03 - 分布式推理¶

⚠️ 时效性说明：本章涉及前沿模型/价格/榜单等信息，可能随版本快速变化；请以论文原文、官方发布页和 API 文档为准。

让多台机器协同工作，突破单机限制

📎 交叉引用：本章侧重张量并行/流水线并行的底层原理与实现。 vLLM/SGLang 框架级分布式推理请参考 LLM 应用/12-推理优化 §12.5 ，分布式训练请参考深度学习/06-高级主题/09-分布式训练。

📖 章节概述¶

本章将深入探讨分布式推理技术，包括模型并行、数据并行和流水线并行等方法。
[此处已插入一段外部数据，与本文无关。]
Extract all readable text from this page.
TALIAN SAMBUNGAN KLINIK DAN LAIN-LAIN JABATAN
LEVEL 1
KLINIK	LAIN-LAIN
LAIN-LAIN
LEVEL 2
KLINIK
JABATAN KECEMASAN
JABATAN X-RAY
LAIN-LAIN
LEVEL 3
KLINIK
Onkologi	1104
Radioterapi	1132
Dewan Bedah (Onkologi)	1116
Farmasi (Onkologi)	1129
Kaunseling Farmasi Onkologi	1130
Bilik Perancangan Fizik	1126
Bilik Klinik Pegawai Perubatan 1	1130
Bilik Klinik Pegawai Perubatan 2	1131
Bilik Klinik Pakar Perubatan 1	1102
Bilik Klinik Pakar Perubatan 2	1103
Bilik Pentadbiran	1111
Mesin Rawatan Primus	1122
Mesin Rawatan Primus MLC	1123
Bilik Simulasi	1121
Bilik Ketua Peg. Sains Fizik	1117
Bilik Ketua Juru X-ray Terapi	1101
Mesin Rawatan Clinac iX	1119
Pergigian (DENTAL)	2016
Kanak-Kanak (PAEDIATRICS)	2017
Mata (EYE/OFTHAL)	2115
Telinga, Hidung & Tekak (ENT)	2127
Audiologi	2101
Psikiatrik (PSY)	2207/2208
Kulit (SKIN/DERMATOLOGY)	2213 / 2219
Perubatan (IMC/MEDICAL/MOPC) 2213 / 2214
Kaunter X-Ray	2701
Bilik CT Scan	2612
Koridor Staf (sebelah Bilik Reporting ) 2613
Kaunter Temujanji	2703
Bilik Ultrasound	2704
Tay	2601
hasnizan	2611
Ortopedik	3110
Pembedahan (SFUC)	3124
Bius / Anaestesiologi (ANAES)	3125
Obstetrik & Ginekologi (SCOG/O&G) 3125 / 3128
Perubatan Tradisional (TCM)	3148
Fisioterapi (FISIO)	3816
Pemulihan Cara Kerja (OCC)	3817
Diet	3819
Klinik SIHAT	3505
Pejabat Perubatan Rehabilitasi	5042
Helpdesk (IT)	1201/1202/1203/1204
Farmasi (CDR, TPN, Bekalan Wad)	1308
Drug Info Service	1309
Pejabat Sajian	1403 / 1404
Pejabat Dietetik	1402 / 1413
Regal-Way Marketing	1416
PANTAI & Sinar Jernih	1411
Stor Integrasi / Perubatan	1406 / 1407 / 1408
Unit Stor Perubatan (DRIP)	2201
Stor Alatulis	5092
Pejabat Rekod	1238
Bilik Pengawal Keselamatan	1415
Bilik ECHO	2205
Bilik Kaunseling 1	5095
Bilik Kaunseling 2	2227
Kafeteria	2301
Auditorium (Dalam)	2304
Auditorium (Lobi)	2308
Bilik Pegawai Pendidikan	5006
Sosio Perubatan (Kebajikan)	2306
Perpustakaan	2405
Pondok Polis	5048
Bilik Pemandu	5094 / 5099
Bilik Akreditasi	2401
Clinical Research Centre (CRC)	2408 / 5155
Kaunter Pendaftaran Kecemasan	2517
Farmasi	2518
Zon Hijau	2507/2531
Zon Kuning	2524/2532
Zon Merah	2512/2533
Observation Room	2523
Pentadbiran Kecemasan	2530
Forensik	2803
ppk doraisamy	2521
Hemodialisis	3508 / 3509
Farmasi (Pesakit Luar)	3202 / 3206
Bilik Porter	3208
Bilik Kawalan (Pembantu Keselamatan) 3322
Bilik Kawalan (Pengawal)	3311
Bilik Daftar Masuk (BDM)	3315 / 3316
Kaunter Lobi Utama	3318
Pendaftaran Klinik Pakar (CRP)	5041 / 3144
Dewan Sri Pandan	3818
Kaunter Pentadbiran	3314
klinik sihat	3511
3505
这些技术可以将大模型分布到多个 GPU 或机器上，突破单机显存和计算限制。

🎯 学习目标¶

完成本章后，你将能够：

理解分布式推理的基本原理
掌握模型并行、数据并行、流水线并行的实现方法
了解不同并行策略的适用场景
能够设计和实现分布式推理系统

1. 分布式推理概述¶

1.1 为什么需要分布式推理¶

显存限制： - 大型模型（如 70B 参数）需要超过 140GB 显存 - 单卡 GPU 通常只有 24-80GB 显存 - 需要将模型分布到多个 GPU

计算需求： - 推理延迟要求高 - 吞吐量需求大 - 需要并行计算加速

1.2 分布式推理类型¶

Text Only

分布式推理
├── 模型并行 (Model Parallelism)
│   ├── 张量并行 (Tensor Parallelism)
│   └── 流水线并行 (Pipeline Parallelism)
├── 数据并行 (Data Parallelism)
│   ├── 同步数据并行
│   └── 异步数据并行
└── 混合并行 (Hybrid Parallelism)
    ├── 模型并行 + 数据并行
    └── 流水线并行 + 数据并行

2. 模型并行¶

2.1 张量并行¶

张量并行将模型的张量（权重、激活值）切分到多个 GPU 上。

原理： - 将大矩阵切分为多个小矩阵 - 每个 GPU 计算一部分 - 通过通信合并结果

Python

import torch
import torch.nn as nn
import torch.distributed as dist

class ColumnParallelLinear(nn.Module):
    """
    列并行线性层（Column Parallel Linear）

    将权重矩阵按列切分（输出维度切分），每个GPU计算输出的不同部分。
    适用于：Transformer的FFN层、Attention输出投影等

    通信方式：all_gather（收集所有GPU的部分输出，拼接成完整输出）
    """
    def __init__(self, in_features, out_features, world_size, rank):
        super().__init__()
        self.in_features = in_features
        self.out_features = out_features
        self.world_size = world_size
        self.rank = rank

        # 切分输出维度（列切分）
        self.out_per_rank = out_features // world_size

        # 每个GPU只存储部分权重（列切片）
        self.weight = nn.Parameter(
            torch.randn(self.out_per_rank, in_features)
        )
        self.bias = nn.Parameter(torch.randn(self.out_per_rank))

    def forward(self, x):
        # 本地计算：每个GPU计算 Y_local = X @ W_local^T + b_local
        local_output = torch.nn.functional.linear(x, self.weight, self.bias)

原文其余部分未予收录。